Hello, I hope my story would help someone out there. Two years ago, I noticed my 8 years old daughter hair started to fall. Upon checking the back of her head, I saw two spots (size of a quarter). I started to look around and tried to understand what went wrong as she always has ALOT of hair. I found an article similar like this and started to look for infection in my daughter's mouth. I remembered I just took her to the dentist to have her tooth pulled about a month ago. I began to look around in her mouth and felt something hard on the surface near where her old tooth was pulled. I immediately called her dentist the next morning. The dentist agreed with me that there was a fragment of her tooth left from previous extraction. He had it removed in the same day. Magically, hair at the bald areas started to grow back within a few days. I took photos of the progress and now her hair is back to normal. I am very thankful for articles like this that helped cured my daughter's baldness.

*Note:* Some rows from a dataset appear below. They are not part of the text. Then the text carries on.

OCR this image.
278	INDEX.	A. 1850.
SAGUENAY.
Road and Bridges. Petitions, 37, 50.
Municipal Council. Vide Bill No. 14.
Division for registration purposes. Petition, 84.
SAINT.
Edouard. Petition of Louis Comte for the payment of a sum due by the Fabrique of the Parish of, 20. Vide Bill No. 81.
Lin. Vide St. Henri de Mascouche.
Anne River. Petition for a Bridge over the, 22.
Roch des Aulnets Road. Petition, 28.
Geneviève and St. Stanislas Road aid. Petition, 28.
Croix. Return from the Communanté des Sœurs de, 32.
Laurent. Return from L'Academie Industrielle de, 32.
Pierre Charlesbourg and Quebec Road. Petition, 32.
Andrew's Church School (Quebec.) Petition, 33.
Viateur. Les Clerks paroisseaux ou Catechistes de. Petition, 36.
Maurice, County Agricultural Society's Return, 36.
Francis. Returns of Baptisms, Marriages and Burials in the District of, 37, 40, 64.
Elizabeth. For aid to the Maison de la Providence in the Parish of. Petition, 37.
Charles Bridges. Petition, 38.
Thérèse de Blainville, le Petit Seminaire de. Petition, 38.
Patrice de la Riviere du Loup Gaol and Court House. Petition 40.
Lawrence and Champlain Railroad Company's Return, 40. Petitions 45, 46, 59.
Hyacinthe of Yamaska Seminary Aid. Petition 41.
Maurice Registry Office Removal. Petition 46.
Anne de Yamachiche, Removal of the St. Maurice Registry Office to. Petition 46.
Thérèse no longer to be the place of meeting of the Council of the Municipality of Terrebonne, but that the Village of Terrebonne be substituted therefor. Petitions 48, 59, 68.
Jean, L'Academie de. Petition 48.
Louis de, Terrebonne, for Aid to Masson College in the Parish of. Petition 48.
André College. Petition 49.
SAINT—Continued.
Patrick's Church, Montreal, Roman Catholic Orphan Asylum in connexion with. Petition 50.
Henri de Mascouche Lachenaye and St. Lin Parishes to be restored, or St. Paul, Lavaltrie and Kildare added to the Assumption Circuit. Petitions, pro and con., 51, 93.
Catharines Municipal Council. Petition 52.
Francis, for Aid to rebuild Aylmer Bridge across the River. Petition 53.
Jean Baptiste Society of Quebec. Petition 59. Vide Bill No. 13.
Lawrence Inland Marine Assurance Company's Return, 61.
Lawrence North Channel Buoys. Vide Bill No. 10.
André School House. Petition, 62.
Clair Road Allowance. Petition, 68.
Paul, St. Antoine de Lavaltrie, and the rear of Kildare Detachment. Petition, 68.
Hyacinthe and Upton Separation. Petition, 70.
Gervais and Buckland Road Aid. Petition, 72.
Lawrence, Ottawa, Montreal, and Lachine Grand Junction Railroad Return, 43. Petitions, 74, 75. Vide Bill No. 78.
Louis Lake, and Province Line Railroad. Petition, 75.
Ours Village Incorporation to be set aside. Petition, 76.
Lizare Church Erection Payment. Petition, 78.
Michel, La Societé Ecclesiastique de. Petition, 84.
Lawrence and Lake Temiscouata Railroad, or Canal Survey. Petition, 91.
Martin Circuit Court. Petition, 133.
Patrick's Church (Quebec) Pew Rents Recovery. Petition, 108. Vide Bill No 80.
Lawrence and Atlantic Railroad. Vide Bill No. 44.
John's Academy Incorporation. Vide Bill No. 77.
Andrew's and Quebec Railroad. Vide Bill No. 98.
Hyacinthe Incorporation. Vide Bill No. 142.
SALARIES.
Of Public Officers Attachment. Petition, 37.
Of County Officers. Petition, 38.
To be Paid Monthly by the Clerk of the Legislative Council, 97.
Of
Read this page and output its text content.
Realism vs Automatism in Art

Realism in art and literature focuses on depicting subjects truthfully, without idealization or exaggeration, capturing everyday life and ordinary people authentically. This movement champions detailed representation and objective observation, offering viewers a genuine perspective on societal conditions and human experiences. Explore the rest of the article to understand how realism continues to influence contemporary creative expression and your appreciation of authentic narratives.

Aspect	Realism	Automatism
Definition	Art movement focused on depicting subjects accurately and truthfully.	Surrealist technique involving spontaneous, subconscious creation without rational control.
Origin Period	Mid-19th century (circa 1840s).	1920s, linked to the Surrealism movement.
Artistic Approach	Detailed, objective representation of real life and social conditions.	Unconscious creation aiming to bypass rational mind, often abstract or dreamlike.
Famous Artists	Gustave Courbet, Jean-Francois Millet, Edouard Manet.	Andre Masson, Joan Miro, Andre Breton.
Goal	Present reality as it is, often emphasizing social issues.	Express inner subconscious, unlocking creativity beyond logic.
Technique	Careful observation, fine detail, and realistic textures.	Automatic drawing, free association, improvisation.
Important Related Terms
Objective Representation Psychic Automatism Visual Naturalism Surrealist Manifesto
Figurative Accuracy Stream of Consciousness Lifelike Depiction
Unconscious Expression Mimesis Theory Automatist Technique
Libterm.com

20th April, 2017 at 11:32 pm

Sk

This is very helpful. Thanks JJ. My husband's eyebrows have almost disappeared and his beard is thinning too. He has a small piece of tooth in his mouth which he was due to have to have removed but didn't go ahead with it. I will tell him about this. I know he won't believe it though.

14th May, 2017 at 12:15 am

Irena

Hello! I lost all my hair (2015). I removed an infected theeth in 2016. It started to grow white fuzz at the same week. I have more white fuzz and just 3 little brown patches one year later. Do you think that could be alopecia of dental orgin?

15th May, 2017 at 9:24 am

Sarah Belgravia

Hi Irena, it is certainly possible that the underlying issue with your teeth caused hair loss, however we cannot confirm for certain without examining you and taking more medical details.